Значит, во мгновенье ока развязались все узлы: Серж перестал ночевать
дома, отпали все пятницы и начались такие же пятницы в безопасном месте, в
комнате валькирии Тани, хотя и при участии ее сына-подростка, ревновавшего
мать абсолютно ко всем. Далее подростка изолировали, отправляя его по
пятницам вместе с девочкой Сонечкой на улицу Стулиной, по поводу чего я
заметила, что детям полезно спать друг с другом, но на меня не обратили
внимания, как всегда, а я говорила правду.

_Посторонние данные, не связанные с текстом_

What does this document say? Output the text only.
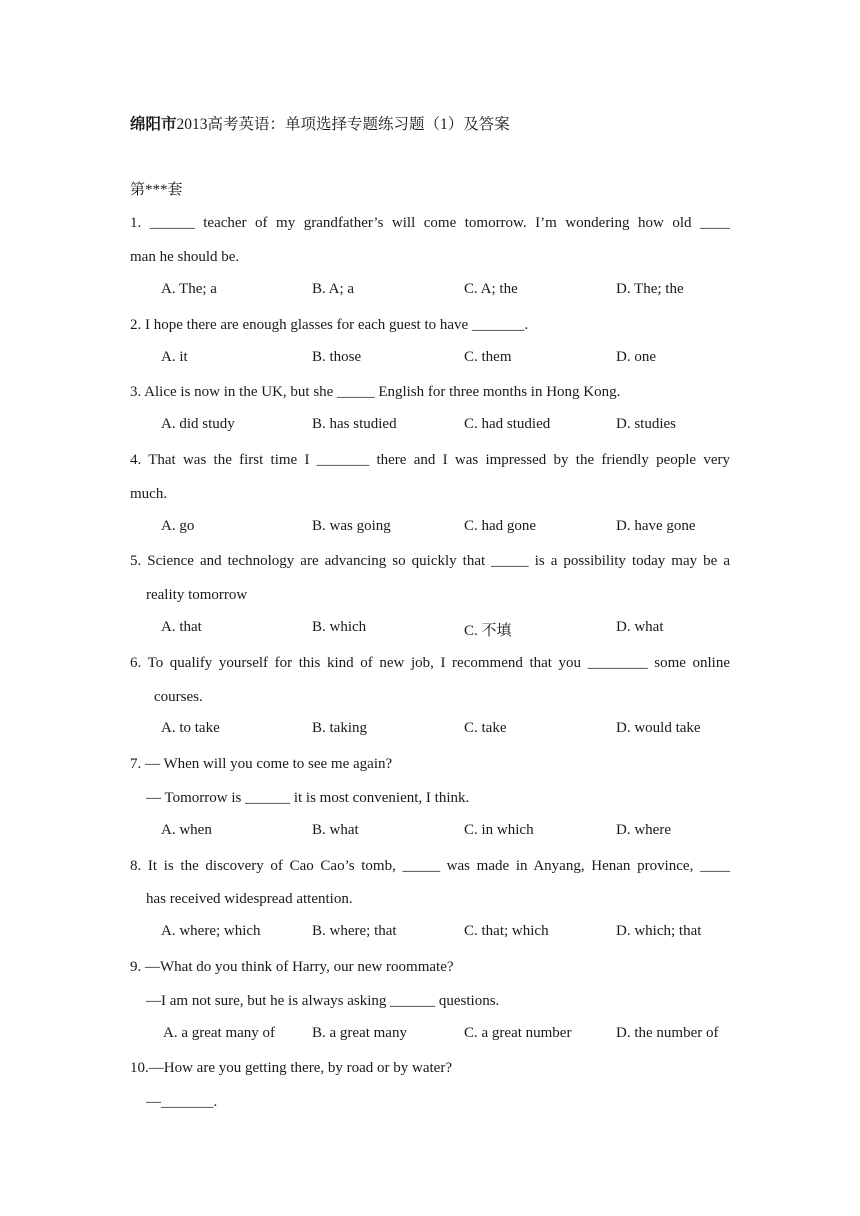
绵阳市2013高考英语：单项选择专题练习题（1）及答案
第***套
1. ______ teacher of my grandfather’s will come tomorrow. I’m wondering how old ____
man he should be.
A. The; a	B. A; a	C. A; the	D. The; the
2. I hope there are enough glasses for each guest to have _______.
A. it	B. those	C. them	D. one
3. Alice is now in the UK, but she _____ English for three months in Hong Kong.
A. did study	B. has studied	C. had studied	D. studies
4. That was the first time I _______ there and I was impressed by the friendly people very
much.
A. go	B. was going	C. had gone	D. have gone
5. Science and technology are advancing so quickly that _____ is a possibility today may be a
reality tomorrow
A. that	B. which	C. 不填	D. what
6. To qualify yourself for this kind of new job, I recommend that you ________ some online
courses.
A. to take	B. taking	C. take	D. would take
7. — When will you come to see me again?
— Tomorrow is ______ it is most convenient, I think.
A. when	B. what	C. in which	D. where
8. It is the discovery of Cao Cao’s tomb, _____ was made in Anyang, Henan province, ____
has received widespread attention.
A. where; which	B. where; that	C. that; which	D. which; that
9. —What do you think of Harry, our new roommate?
—I am not sure, but he is always asking ______ questions.
A. a great many of B. a great many	C. a great number	D. the number of
10.—How are you getting there, by road or by water?
—_______.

Вообще накатила какая-то волна бурной жизни в промежутках между
пятницами: у Мариши погиб отец, как-то посетивший ее на улице Стулиной и на
этой же улице в тот же вечер попавший под автомобиль в неположенном месте,
да еще, как показало вскрытие, в нетрезвом состоянии, поскольку отец Мариши
сильно выпил с Сержем перед уходом домой. Все сплелось в этом страшном
несчастном случае, то, что отец Мариши хотел по-мужски побеседовать с
Сержем, зачем он бросает Маришу, и то, что разговор этот происходил
вечером, когда Сонечка еще не спала, а Мариша и Серж скрывали от Сонечки,
что Серж не ночует дома, Серж нежно укладывал Сонечку спать и тогда только
уходил к другой, а утром так и так Соня всегда просыпалась в школу, когда
Серж уже был в дороге на работу, а после работы, с шести до девяти, Серж
отбывал вахту при дочери, занимался с ней музыкой, сочинял с ней сказки, и
вот в этот-то елейный промежуток и внедрился расстроенный Маришин отец,
который, кстати, сам давно уже жил с другой семьей, имел большой печальный
опыт и имел нового сына двадцати лет. Маришин отец выпил, безрезультатно
наговорил бог знает чего и безрезультатно погиб под машиной тут же у порога
дочернего дома на самой улице Стулиной, в тихое вечернее время в
полдесятого.
У меня в тот же период тихо догорела мать, растаяла с восьмидесяти
килограмм до двадцати семи, причем умирала она мужественно, всех
подбадривала и меня тоже, и врачи под самый конец взялись найти у нее
несуществующий гнойник, вскрыли ее, случайно пришили кишку к брюшине и
оставили умирать с незакрывающейся язвой величиной в кулак, и когда нам ее
выкатили умершую, вспоротую и кое-как зашитую до подбородка и с этой дырой
в животе, я не представляла себе, что такое вообще может произойти с
человеком, и начала думать, что это не моя мама, а моя-то мама где-то в
другом месте. Коля не принимал участия во всех этих процедурах, мы ведь
были с ним формально разведены уже лет пять назад, только оба не платили за
развод, помирившись на простом совместном проживании как у мужа и жены и
без претензий, жили вместе, как живут все, а тут он, оказывается, взял и
заплатил за развод и после похорон так трезво мне предложил, чтобы и я
заплатила, и я заплатила. Потом скончался мой насмерть убитый горем отец,
скончался от инфаркта, легко и счастливо, во сне, так что я ночью, встав к
Алешке прикрыть его одеялом, увидела, что папа не дышит. Я легла снова,
долежала до утра, проводила Алешу в школу, а потом папу в больничный морг.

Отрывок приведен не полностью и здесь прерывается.